岬ロカ
2024-11-01 00:01:43
1669文字
Public 設定紹介
 

〈詩人の民〉とは

『群青のミンネザング』における随一(というか唯一)のファンタジー要素である〈詩人の民〉についての設定解説。

1)詩人の民とは?
不思議な「うた」の力を操る人々。古い時代には数多くいたが、時とともに減っていった。遺伝によって誕生することもあれば、突然変異的に生まれることもある。
この〈詩人の民〉のモチーフはノヴァーリスの『青い花』(原題 "Heinrich von Ofterdingen")をはじめとする19世紀のロマン主義の詩人たちがあこがれた古き時代の「詩人」のイメージを、ローファンタジーの要素として取り込んだもの。
例えば、岩波文庫版の『青い花』(青山隆夫訳、1989年)には以下のような「詩人」についての記述が出てくる(pp44-45)。

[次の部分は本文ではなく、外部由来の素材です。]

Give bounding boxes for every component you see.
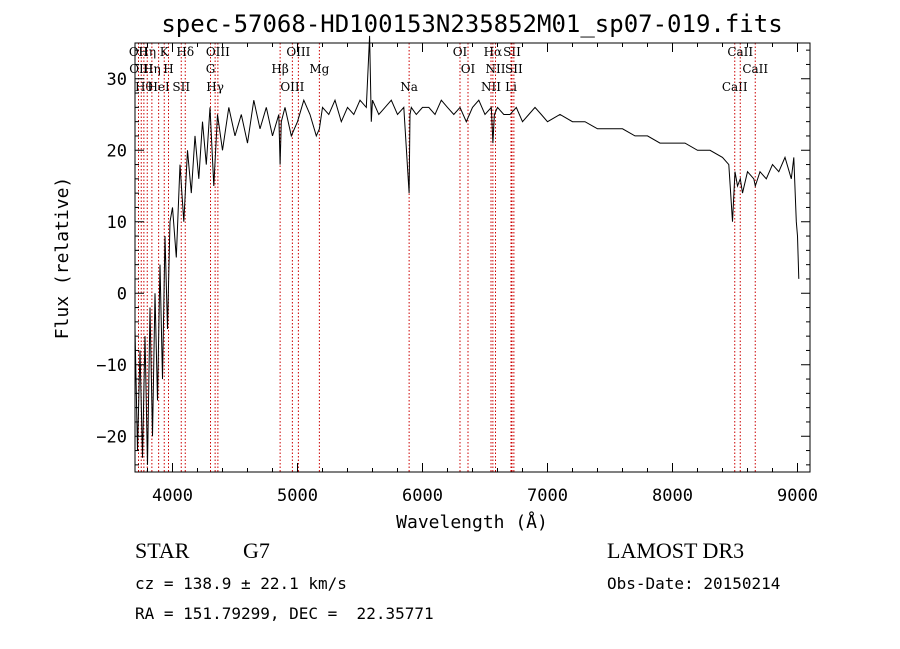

*「この人たちは、不思議な楽器で妙なる調べをかなでながら、森の神秘の生命である木の幹にひそむ精霊の目をさまさせ、荒れてさびれた地方では、枯れた草木の種に活力を与えて花の咲きみだれる庭園を生みだし、牙をむく野獣をならし、野蛮な人々に秩序と礼儀をおしえ、争いを好まぬ心と平和に暮す術を身につけさせ、さかまく急流をしずかな流れにかえ、心をもたぬ岩石さえも規則正しいリズムに乗って踊らせたものでした。」*

*「人間よりいちだんと高い精霊までも、詩人の魔法のわざに誘われるまま、地上へおりてきては、詩人に未来の秘密を教えたり、あらゆる物事の釣り合いやあるべき配置、さらに数字、植物、もろもろの生物の内にひそむ効能と治癒力の秘密を漏らしたりするので、詩人は予言者であると同時に司祭、立法者であり、また医者でもありましたとか。」*

*「ただ奇妙なことに、この慈しみ深い人たちがかつて存在したことは確かなのに、詩人のわざの方がすたれてしまったのか、それとも自然の方があのやさしい感受性を失ってしまったのか、今となってはその思い出の美しい名残りだけになったのだそうです。」*

現代にまで残る〈詩人の民〉のわずかな末裔とは、すなわち遺伝あるいは突然変異によって古代の不思議な種族への〝先祖返り〟または逆行的な〝進化〟を遂げた人々といえるかもしれない。


2)詩人の民の「力」
彼らの力は「音階」と「ことば」=「詩」によって媒介される。その及ぶ範囲は自然(動物・植物・鉱物)そして人間の精神(あるいは神経)に限られる。
しかしながら特に強い力を持つ者であれば、「音」によって生じた空気の振動を操ることで、生命を持たぬ物体に働きかけることもできるかもしれない。


3)詩人の民の『おさ』たち
〈詩人の民〉には、特に強い力を持つ三人の『長』が存在する。その力は、美しいうたによって聴く者を魅了する〈詩人の民〉たちの中でもとりわけ高次にあり、ほとんど魔法にも等しいと思われるほどの威力を発揮する(ただし、あくまで上記の範囲内ではある)。
彼らは常に代替わりを繰り返し、ある時代の長が亡くなれば、どこかで必ずその後継者が生まれる。『長』自身の意志で別の誰かに引き継ぐこともできるらしい。
三人の『長』はそれぞれ世界の三大洋(太平洋・大西洋・インド洋)がもとになった称号で呼ばれている。これは「発見の時代」(いわゆる大航海時代)のブリタニアの詩人が、彼らを称える詩を三大洋になぞらえてうたったことに由来する。
その三つの称号とは、以下の通り。

①〈パシフィウス〉あるいは〈パシフィア〉
最高・最大の力を持つ、詩人の民の『長の中の長』。男性の場合はパシフィウス、女性ならパシフィアと呼ばれる。
黄金の髪と碧色の瞳を持ち、「調和」「太陽」「海」がその象徴。

②〈アトラス〉
『長』の一人で、必ず男性。白銀色の髪と燃えるような赤い瞳が目印。
「力」「男性性」「大地」の象徴。

③〈インディアナ〉
『長』の一人で、必ず女性。漆黒の髪と瞳の持ち主。
「風」「女性性」「月」がその象徴。

上記のような三人の容姿(主に髪や瞳の色)については、『長』として生まれる者は先天的にこれらの特徴を持ち、また先代の意志によって後天的にそれを受け継いだ者はその時点で同様のものに変化すると言われる。